El domingo, las campanas de la iglesia del lugar anunciaban la misa. Ella ya no iría; alistaba la maleta con el par de vestidos que su madre le había empacado. Salió de ahí digna. Había repetido los malos recuerdos mil veces hasta que se evaporaron. Una semana después, sin decir nada a nadie, tomaron un avión rumbo a Venezuela. —Borrón y cuenta nueva —decían.

Venezuela, en el año 1943, publicó la primera Ley de Hidrocarburos y el ingeniero recién graduado había aplicado para trabajar con la compañía Phillips. El país del oro negro, su gente y el nuevo trabajo los acogió como se acoge a los vecinos, sin interés, con solidaridad. Vivieron años de mucha abundancia económica, su hijo se convirtió en piloto civil, era más venezolano que ecuatoriano, tuvo mujeres e hijos sin misericordia.

Celia enterró a su esposo en país extraño, y con ochenta años vio caer al país que le recibió. Les fueron quitando propiedades, arrinconándolos en una finca donde comenzaron a cultivar entre vecinos. Volvieron a cocinar con leña, con el trueque se defendían, las medicinas no llegaban a la población más necesitada. Todos huían con tal de sobrevivir; ella se quedó al cuidado de la última nieta, la que llevaron recién nacida, producto del desatino de su hijo.

Fue Iraida quien tomó la decisión, inspirada por una abuela heredera de su inteligencia. Tendrían que salir del país pronto, sino su abuela y su pequeña de dos años no resistirían. Se sentó en la silla de mimbre rota por el tiempo, frente a la piscina llena de agua sucia y ranas; con papel y esfero comenzó a trazar ideas, hizo una lista que cumplió con mucha destreza y prolijidad, tratando de no olvidar nada. La salida sería en la madrugada; el vecino le había conseguido la silla de ruedas y unas cuantas fundas de agua. Sentaron a la abuela de 101 años en el vehículo con ruedas y colocaron a la niña dormida en sus piernas esqueléticas, mientras ella empujaba con determinación. La mochila con el pasaporte de Celia era su único salvoconducto. La primera travesía sería Colombia, dormían en la carretera o en gasolineras, el grupo era muy solidario, en especial con la abuela que representaba el pasado y la niña el futuro esperanzador.

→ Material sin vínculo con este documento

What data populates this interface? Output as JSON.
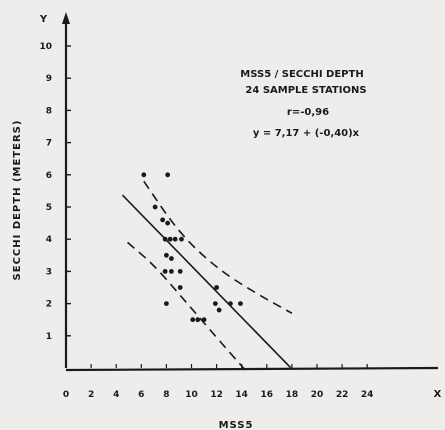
{
  "chart_data": {
    "type": "scatter",
    "xlabel": "MSS5",
    "ylabel": "SECCHI  DEPTH  (METERS)",
    "x_axis_letter": "X",
    "y_axis_letter": "Y",
    "xlim": [
      0,
      25
    ],
    "ylim": [
      0,
      10.5
    ],
    "x_ticks": [
      "0",
      "2",
      "4",
      "6",
      "8",
      "10",
      "12",
      "14",
      "16",
      "18",
      "20",
      "22",
      "24"
    ],
    "y_ticks": [
      "1",
      "2",
      "3",
      "4",
      "5",
      "6",
      "7",
      "8",
      "9",
      "10"
    ],
    "grid": false,
    "annotations": [
      "MSS5 / SECCHI  DEPTH",
      "24  SAMPLE   STATIONS",
      "r=-0,96",
      "y = 7,17 + (-0,40)x"
    ],
    "points": [
      {
        "x": 6.2,
        "y": 6.0
      },
      {
        "x": 8.1,
        "y": 6.0
      },
      {
        "x": 7.1,
        "y": 5.0
      },
      {
        "x": 7.7,
        "y": 4.6
      },
      {
        "x": 8.1,
        "y": 4.5
      },
      {
        "x": 7.9,
        "y": 4.0
      },
      {
        "x": 8.3,
        "y": 4.0
      },
      {
        "x": 8.7,
        "y": 4.0
      },
      {
        "x": 9.2,
        "y": 4.0
      },
      {
        "x": 8.0,
        "y": 3.5
      },
      {
        "x": 8.4,
        "y": 3.4
      },
      {
        "x": 7.9,
        "y": 3.0
      },
      {
        "x": 8.4,
        "y": 3.0
      },
      {
        "x": 9.1,
        "y": 3.0
      },
      {
        "x": 9.1,
        "y": 2.5
      },
      {
        "x": 12.0,
        "y": 2.5
      },
      {
        "x": 8.0,
        "y": 2.0
      },
      {
        "x": 11.9,
        "y": 2.0
      },
      {
        "x": 13.1,
        "y": 2.0
      },
      {
        "x": 13.9,
        "y": 2.0
      },
      {
        "x": 10.1,
        "y": 1.5
      },
      {
        "x": 11.0,
        "y": 1.5
      },
      {
        "x": 12.2,
        "y": 1.8
      },
      {
        "x": 10.5,
        "y": 1.5
      }
    ],
    "regression": {
      "intercept": 7.17,
      "slope": -0.4,
      "x_range": [
        4.5,
        17.9
      ]
    },
    "confidence_upper": [
      [
        6.2,
        5.8
      ],
      [
        9.0,
        4.2
      ],
      [
        12.0,
        3.1
      ],
      [
        15.0,
        2.35
      ],
      [
        18.0,
        1.7
      ]
    ],
    "confidence_lower": [
      [
        4.9,
        3.9
      ],
      [
        7.0,
        3.2
      ],
      [
        9.0,
        2.3
      ],
      [
        11.0,
        1.4
      ],
      [
        13.0,
        0.5
      ],
      [
        14.6,
        -0.2
      ]
    ],
    "colors": {
      "ink": "#1a1a1a",
      "paper": "#ededeb"
    }
  }
}
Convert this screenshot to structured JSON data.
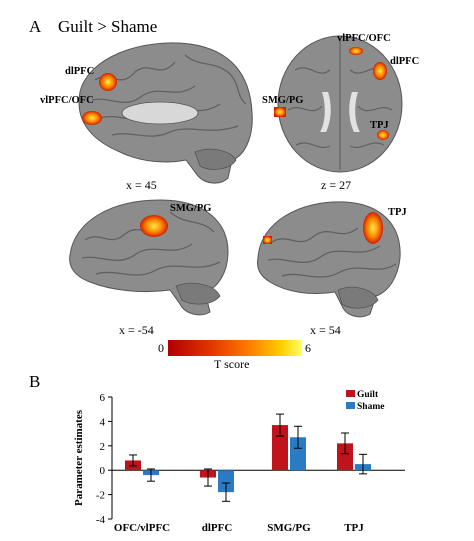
{
  "panel_a": {
    "letter": "A",
    "title": "Guilt > Shame",
    "views": [
      {
        "coord": "x = 45",
        "labels": [
          "dlPFC",
          "vlPFC/OFC"
        ]
      },
      {
        "coord": "z = 27",
        "labels": [
          "vlPFC/OFC",
          "dlPFC",
          "SMG/PG",
          "TPJ"
        ]
      },
      {
        "coord": "x = -54",
        "labels": [
          "SMG/PG"
        ]
      },
      {
        "coord": "x = 54",
        "labels": [
          "TPJ"
        ]
      }
    ],
    "colorbar": {
      "min": "0",
      "max": "6",
      "label": "T score",
      "colors": [
        "#b00000",
        "#e03000",
        "#ff7a00",
        "#ffd000",
        "#ffff66"
      ]
    }
  },
  "panel_b": {
    "letter": "B"
  },
  "chart_data": {
    "type": "bar",
    "title": "",
    "xlabel": "",
    "ylabel": "Parameter estimates",
    "ylim": [
      -4,
      6
    ],
    "yticks": [
      "-4",
      "-2",
      "0",
      "2",
      "4",
      "6"
    ],
    "categories": [
      "OFC/vlPFC",
      "dlPFC",
      "SMG/PG",
      "TPJ"
    ],
    "series": [
      {
        "name": "Guilt",
        "color": "#c0141c",
        "values": [
          0.8,
          -0.6,
          3.7,
          2.2
        ],
        "errors": [
          0.45,
          0.7,
          0.9,
          0.85
        ]
      },
      {
        "name": "Shame",
        "color": "#2b7bc4",
        "values": [
          -0.4,
          -1.8,
          2.7,
          0.5
        ],
        "errors": [
          0.5,
          0.75,
          0.9,
          0.8
        ]
      }
    ],
    "legend": "top-right",
    "grid": false
  }
}
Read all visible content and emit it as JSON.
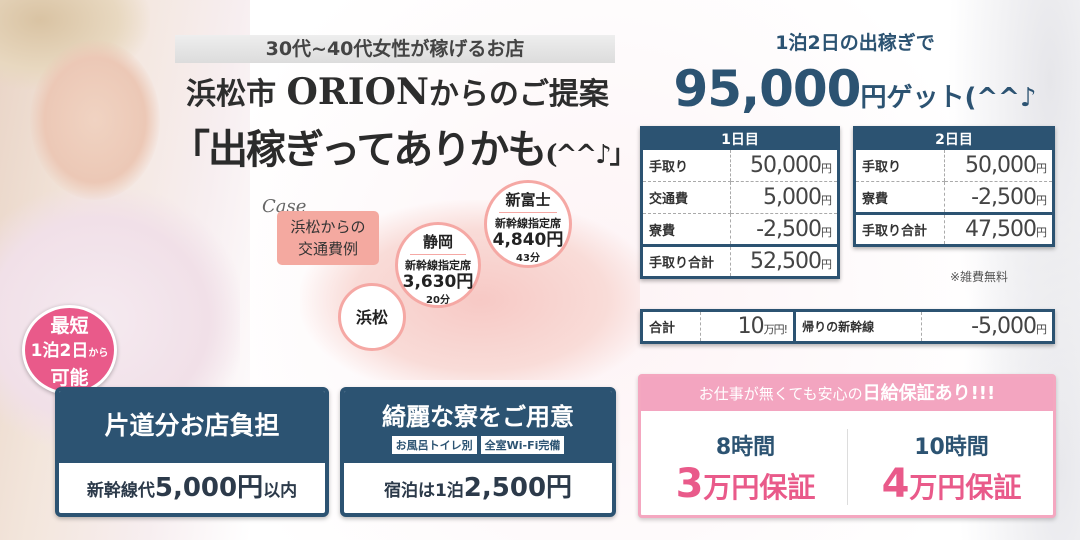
{
  "left": {
    "tagline": "30代~40代女性が稼げるお店",
    "title_city": "浜松市",
    "title_brand": "ORION",
    "title_suffix": "からのご提案",
    "title_main": "「出稼ぎってありかも",
    "title_emote": "(^^♪」",
    "case_label": "Case",
    "case_box": [
      "浜松からの",
      "交通費例"
    ],
    "stations": [
      {
        "name": "浜松"
      },
      {
        "name": "静岡",
        "seat": "新幹線指定席",
        "price": "3,630円",
        "time": "20分"
      },
      {
        "name": "新富士",
        "seat": "新幹線指定席",
        "price": "4,840円",
        "time": "43分"
      }
    ],
    "badge": [
      "最短",
      "1泊2日",
      "から",
      "可能"
    ],
    "features": [
      {
        "title": "片道分お店負担",
        "bottom_pre": "新幹線代",
        "bottom_num": "5,000円",
        "bottom_post": "以内"
      },
      {
        "title": "綺麗な寮をご用意",
        "chips": [
          "お風呂トイレ別",
          "全室Wi-Fi完備"
        ],
        "bottom_pre": "宿泊は1泊",
        "bottom_num": "2,500円",
        "bottom_post": ""
      }
    ]
  },
  "right": {
    "subhead": "1泊2日の出稼ぎで",
    "headline_num": "95,000",
    "headline_rest": "円ゲット(^^♪",
    "day1": {
      "title": "1日目",
      "rows": [
        [
          "手取り",
          "50,000",
          "円"
        ],
        [
          "交通費",
          "5,000",
          "円"
        ],
        [
          "寮費",
          "-2,500",
          "円"
        ]
      ],
      "total": [
        "手取り合計",
        "52,500",
        "円"
      ]
    },
    "day2": {
      "title": "2日目",
      "rows": [
        [
          "手取り",
          "50,000",
          "円"
        ],
        [
          "寮費",
          "-2,500",
          "円"
        ]
      ],
      "total": [
        "手取り合計",
        "47,500",
        "円"
      ]
    },
    "note": "※雑費無料",
    "summary": {
      "total_label": "合計",
      "total_value": "10",
      "total_unit": "万円!",
      "return_label": "帰りの新幹線",
      "return_value": "-5,000",
      "return_unit": "円"
    },
    "guarantee": {
      "header_pre": "お仕事が無くても安心の",
      "header_bold": "日給保証あり!!!",
      "cols": [
        {
          "hours": "8時間",
          "num": "3",
          "rest": "万円保証"
        },
        {
          "hours": "10時間",
          "num": "4",
          "rest": "万円保証"
        }
      ]
    }
  },
  "colors": {
    "navy": "#2c5372",
    "pink": "#e95a8a",
    "salmon": "#f4a9a0"
  }
}
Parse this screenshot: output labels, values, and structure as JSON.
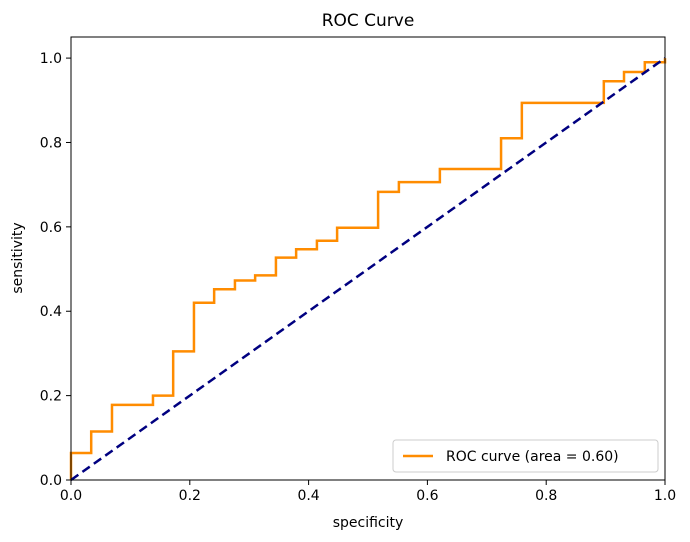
{
  "chart_data": {
    "type": "line",
    "title": "ROC Curve",
    "xlabel": "specificity",
    "ylabel": "sensitivity",
    "xlim": [
      0.0,
      1.0
    ],
    "ylim": [
      0.0,
      1.05
    ],
    "xticks": [
      "0.0",
      "0.2",
      "0.4",
      "0.6",
      "0.8",
      "1.0"
    ],
    "yticks": [
      "0.0",
      "0.2",
      "0.4",
      "0.6",
      "0.8",
      "1.0"
    ],
    "grid": false,
    "legend_position": "lower-right",
    "series": [
      {
        "name": "ROC curve (area = 0.60)",
        "color": "#ff8c00",
        "style": "solid",
        "x": [
          0.0,
          0.0,
          0.034,
          0.034,
          0.069,
          0.069,
          0.138,
          0.138,
          0.172,
          0.172,
          0.207,
          0.207,
          0.241,
          0.241,
          0.276,
          0.276,
          0.31,
          0.31,
          0.345,
          0.345,
          0.379,
          0.379,
          0.414,
          0.414,
          0.448,
          0.448,
          0.517,
          0.517,
          0.552,
          0.552,
          0.621,
          0.621,
          0.724,
          0.724,
          0.759,
          0.759,
          0.897,
          0.897,
          0.931,
          0.931,
          0.966,
          0.966,
          1.0,
          1.0
        ],
        "y": [
          0.0,
          0.064,
          0.064,
          0.115,
          0.115,
          0.178,
          0.178,
          0.2,
          0.2,
          0.305,
          0.305,
          0.42,
          0.42,
          0.452,
          0.452,
          0.473,
          0.473,
          0.485,
          0.485,
          0.527,
          0.527,
          0.547,
          0.547,
          0.567,
          0.567,
          0.598,
          0.598,
          0.683,
          0.683,
          0.706,
          0.706,
          0.737,
          0.737,
          0.81,
          0.81,
          0.894,
          0.894,
          0.945,
          0.945,
          0.967,
          0.967,
          0.99,
          0.99,
          1.0
        ]
      },
      {
        "name": "",
        "color": "#000080",
        "style": "dashed",
        "x": [
          0.0,
          1.0
        ],
        "y": [
          0.0,
          1.0
        ]
      }
    ]
  }
}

La frontera con Ecuador estaba al frente, solo el puente los separaba. Al pisar tierra ecuatoriana, Iraida se sintió libre, abrazó a su hija dando vueltas de alegría y besando la cabeza blanca de Celia. Celia no recordaba nada, su memoria, su inteligencia, su sabiduría se quedaron en otro país; ahora era extranjera en su propia tierra.

Tres generaciones de mujeres fuertes se encontraban en el lugar donde inició esta historia. Celia acompañó cuatro años más a su nieta y bisnieta, mientras Iraida entraba y salía de trabajos esporádicos. Con 105 años, dormida como en un capullo, Celia descansaba en el sueño eterno en el lugar donde la vio nacer, cobijada por sus dos amores que con otra bandera también la cobijaban, dejándola partir, y esperanzadas en nuevas oportunidades.